Entre as teorias que justificavam a sociedade industrial capitalista, destacou-se o liberalismo econômico, cujos principais representantes foram Adam Smith (que estudamos no capítulo anterior), Thomas Malthus (1766- 1834) e David Ricardo (1772-1823). Malthus escreveu o Ensaio sobre os princípios da população (1798), no qual expôs a tese de que a miséria dos trabalhadores era conse- qüência de uma lei da natureza, e não culpa da burguesia. Para ele, a população crescia num ritmo bem mais rápido do que os meios de subsistência; para evitar esse descompasso, seria necessário restringir a procriação humana.

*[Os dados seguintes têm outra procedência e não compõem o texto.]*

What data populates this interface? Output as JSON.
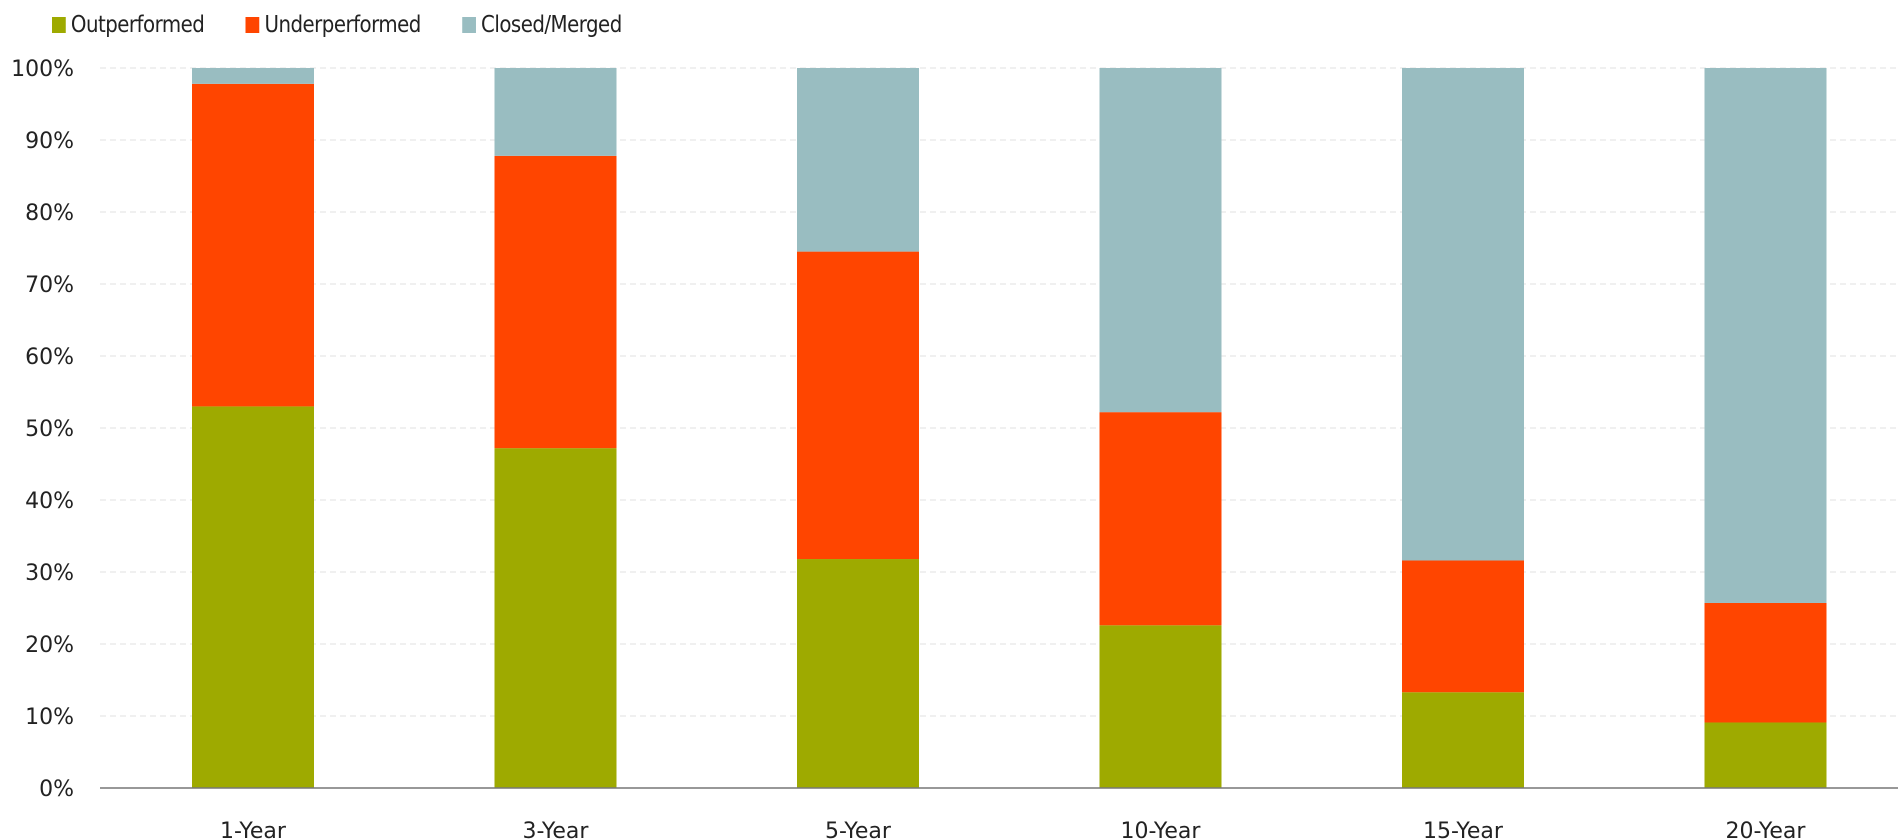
{
  "chart_data": {
    "type": "bar",
    "stacked": true,
    "categories": [
      "1-Year",
      "3-Year",
      "5-Year",
      "10-Year",
      "15-Year",
      "20-Year"
    ],
    "series": [
      {
        "name": "Outperformed",
        "color": "#9eaa00",
        "values": [
          53,
          47.2,
          31.8,
          22.6,
          13.3,
          9.1
        ]
      },
      {
        "name": "Underperformed",
        "color": "#ff4500",
        "values": [
          44.8,
          40.6,
          42.7,
          29.6,
          18.3,
          16.6
        ]
      },
      {
        "name": "Closed/Merged",
        "color": "#99bdc1",
        "values": [
          2.2,
          12.2,
          25.5,
          47.8,
          68.4,
          74.3
        ]
      }
    ],
    "ylim": [
      0,
      100
    ],
    "yticks": [
      "0%",
      "10%",
      "20%",
      "30%",
      "40%",
      "50%",
      "60%",
      "70%",
      "80%",
      "90%",
      "100%"
    ],
    "grid": true,
    "legend_position": "top-left"
  }
}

Ricardo, na obra Princípios da economia política, afirmou que o trabalho deveria ser encarado como uma mercadoria qualquer, sujeita à “lei da oferta e da procura”. Se houver muita oferta de trabalho, o preço dessa mercadoria diminui, resultando nos baixos salários. Para ele, não caberia ao Estado ou aos sindicatos exigir aumentos de salário contrários a essa “lei”. Assim, as leis de mercado justificavam os salários de fome e a exploração dos trabalhadores.

Socialismo

Entre as teorias que criticavam a exploração dos trabalhadores e as injustiças da sociedade industrial destacou-se o socialismo. Essa teoria reunia correntes político-ideológicas que se opunham, de modo geral, ao liberalismo burguês e ao capitalismo.
Saint-Simon, Proudhon, Owen Saint-Simon, Pierre Proudhon e Robert Owen, entre outros, são os criadores das primeiras correntes socialistas modernas.
Saint-Simon (1760-1825) criticou o liberalismo econômico e a desumana exploração dos trabalhadores pelos capitalistas (proprietários dos meios de produção). Defendia a extinção das diferenças de classe e a construção de uma sociedade em que cada um ganhasse de acordo com o real valor de seu trabalho.